Dans un communiqué, l’académie de la Martinique précise que la non-ouverture de l’agrégation de créole est temporaire, et qu’elle s’inscrit dans une évolution globale de la carte des concours et des recrutements de l’Éducation nationale.
Une décision dénoncée par le SPEG
Le Syndicat des personnels de l’éducation en Guadeloupe (SPEG) a réagi vivement à cette annonce en adressant une lettre ouverte pour dénoncer la situation. « D’abord, en juin 2025, les programmes des agrégations des langues de France, dans lesquels on retrouve le créole, sont publiés. Et le programme de créole, bien entendu. Puis, quelque temps après, le gouvernement décide de ne pas ouvrir d’agrégation pour les langues de France, pour toutes les langues de France. Et puis, on imagine que, profitant de la pagaille un peu gouvernementale qui vit en ce moment, on apprend que le Corse est ouvert, que l’Occitan est ouvert, et que la langue bretonne est ouverte. Sauf le créole » regrette Jean Dernault, secrétaire général du syndicat.
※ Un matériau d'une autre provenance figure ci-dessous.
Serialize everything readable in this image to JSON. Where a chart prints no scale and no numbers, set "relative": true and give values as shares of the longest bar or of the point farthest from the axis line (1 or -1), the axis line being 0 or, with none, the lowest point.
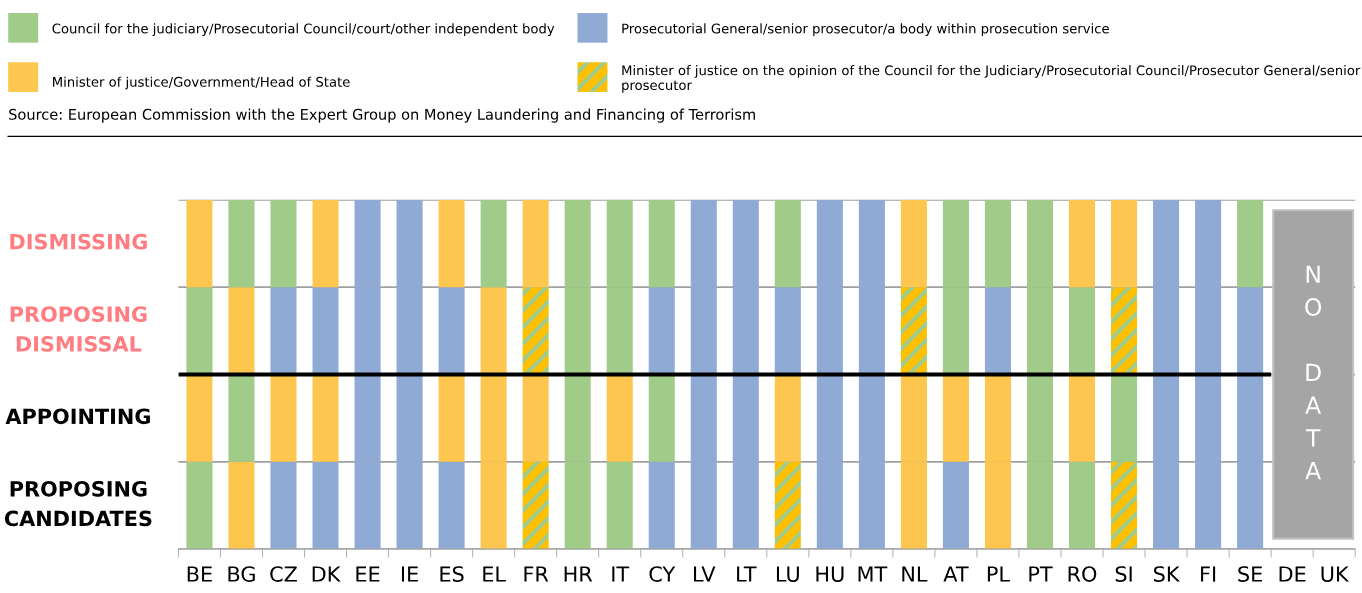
{
  "chart_data": {
    "type": "bar",
    "stacked": true,
    "relative": true,
    "grid": "y",
    "categories": [
      "BE",
      "BG",
      "CZ",
      "DK",
      "EE",
      "IE",
      "ES",
      "EL",
      "FR",
      "HR",
      "IT",
      "CY",
      "LV",
      "LT",
      "LU",
      "HU",
      "MT",
      "NL",
      "AT",
      "PL",
      "PT",
      "RO",
      "SI",
      "SK",
      "FI",
      "SE",
      "DE",
      "UK"
    ],
    "series": [
      {
        "name": "PROPOSING\nCANDIDATES",
        "values": [
          0.25,
          0.25,
          0.25,
          0.25,
          0.25,
          0.25,
          0.25,
          0.25,
          0.25,
          0.25,
          0.25,
          0.25,
          0.25,
          0.25,
          0.25,
          0.25,
          0.25,
          0.25,
          0.25,
          0.25,
          0.25,
          0.25,
          0.25,
          0.25,
          0.25,
          0.25,
          null,
          null
        ],
        "colors": [
          "#a0cb88",
          "#fdc74f",
          "#8faad5",
          "#8faad5",
          "#8faad5",
          "#8faad5",
          "#8faad5",
          "#fdc74f",
          "#ffc000",
          "#a0cb88",
          "#a0cb88",
          "#8faad5",
          "#8faad5",
          "#8faad5",
          "#ffc000",
          "#8faad5",
          "#8faad5",
          "#fdc74f",
          "#8faad5",
          "#fdc74f",
          "#a0cb88",
          "#a0cb88",
          "#ffc000",
          "#8faad5",
          "#8faad5",
          "#8faad5",
          "#8faad5",
          "#8faad5"
        ]
      },
      {
        "name": "APPOINTING",
        "values": [
          0.25,
          0.25,
          0.25,
          0.25,
          0.25,
          0.25,
          0.25,
          0.25,
          0.25,
          0.25,
          0.25,
          0.25,
          0.25,
          0.25,
          0.25,
          0.25,
          0.25,
          0.25,
          0.25,
          0.25,
          0.25,
          0.25,
          0.25,
          0.25,
          0.25,
          0.25,
          null,
          null
        ],
        "colors": [
          "#fdc74f",
          "#a0cb88",
          "#fdc74f",
          "#fdc74f",
          "#8faad5",
          "#8faad5",
          "#fdc74f",
          "#fdc74f",
          "#fdc74f",
          "#a0cb88",
          "#fdc74f",
          "#a0cb88",
          "#8faad5",
          "#8faad5",
          "#fdc74f",
          "#8faad5",
          "#8faad5",
          "#fdc74f",
          "#fdc74f",
          "#fdc74f",
          "#a0cb88",
          "#fdc74f",
          "#a0cb88",
          "#8faad5",
          "#8faad5",
          "#8faad5",
          "#8faad5",
          "#8faad5"
        ]
      },
      {
        "name": "PROPOSING\nDISMISSAL",
        "values": [
          0.25,
          0.25,
          0.25,
          0.25,
          0.25,
          0.25,
          0.25,
          0.25,
          0.25,
          0.25,
          0.25,
          0.25,
          0.25,
          0.25,
          0.25,
          0.25,
          0.25,
          0.25,
          0.25,
          0.25,
          0.25,
          0.25,
          0.25,
          0.25,
          0.25,
          0.25,
          null,
          null
        ],
        "colors": [
          "#a0cb88",
          "#fdc74f",
          "#8faad5",
          "#8faad5",
          "#8faad5",
          "#8faad5",
          "#8faad5",
          "#fdc74f",
          "#ffc000",
          "#a0cb88",
          "#a0cb88",
          "#8faad5",
          "#8faad5",
          "#8faad5",
          "#8faad5",
          "#8faad5",
          "#8faad5",
          "#ffc000",
          "#a0cb88",
          "#8faad5",
          "#a0cb88",
          "#a0cb88",
          "#ffc000",
          "#8faad5",
          "#8faad5",
          "#8faad5",
          "#8faad5",
          "#8faad5"
        ]
      },
      {
        "name": "DISMISSING",
        "values": [
          0.25,
          0.25,
          0.25,
          0.25,
          0.25,
          0.25,
          0.25,
          0.25,
          0.25,
          0.25,
          0.25,
          0.25,
          0.25,
          0.25,
          0.25,
          0.25,
          0.25,
          0.25,
          0.25,
          0.25,
          0.25,
          0.25,
          0.25,
          0.25,
          0.25,
          0.25,
          null,
          null
        ],
        "colors": [
          "#fdc74f",
          "#a0cb88",
          "#a0cb88",
          "#fdc74f",
          "#8faad5",
          "#8faad5",
          "#fdc74f",
          "#a0cb88",
          "#fdc74f",
          "#a0cb88",
          "#a0cb88",
          "#a0cb88",
          "#8faad5",
          "#8faad5",
          "#a0cb88",
          "#8faad5",
          "#8faad5",
          "#fdc74f",
          "#a0cb88",
          "#a0cb88",
          "#a0cb88",
          "#fdc74f",
          "#fdc74f",
          "#8faad5",
          "#8faad5",
          "#a0cb88",
          "#8faad5",
          "#8faad5"
        ]
      }
    ],
    "ref_lines": [
      {
        "axis": "y",
        "value": 0.5,
        "color": "#000000",
        "line_style": "solid"
      }
    ],
    "annotations": [
      "Council for the judiciary/Prosecutorial Council/court/other independent body",
      "Minister of justice/Government/Head of State",
      "Prosecutorial General/senior prosecutor/a body within prosecution service",
      "Minister of justice on the opinion of the Council for the Judiciary/Prosecutorial Council/Prosecutor General/senior prosecutor",
      "Source: European Commission with the Expert Group on Money Laundering and Financing of Terrorism",
      "NO DATA"
    ]
  }
}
Pour lui, cette décision traduit une injustice flagrante : « Il faut rappeler qu’il y a la Martinique, la Guyane, la Réunion… et donc beaucoup plus de locuteurs du créole que pour les autres langues régionales. » Le syndicat affirme avoir alerté l’ensemble des parlementaires guadeloupéens, ainsi que leurs homologues martiniquais, guyanais et réunionnais.
Des réactions syndicales et politiques
Pour le député Max Mathasian « la disparition de l’option créole du concours est donc ressentie comme une véritable discrimination parmi les nombreux professeurs certifiés dans la langue régionale. » Il demande lors d’une question à l’assemblée nationale le 28 octobre « si l’option créole peut être maintenue dans les épreuves du concours de l’agrégation externe section langues de France de la session 2026, comme cela est prévu au programme ».
La suspension de l’agrégation de la langue créole est dénoncée par les syndicats guyanais SE UNSA, STEG et UTG. Pour eux, l’agrégation est une reconnaissance et valorisation de la langue créole. Ils refusent ce qu’ils considèrent comme une injustice.
Le SPEG espère qu’une mobilisation collective permettra de revenir sur cette décision, rappelant qu’une mobilisation similaire avait déjà permis d’éviter l’annulation du concours en Langue des signes française.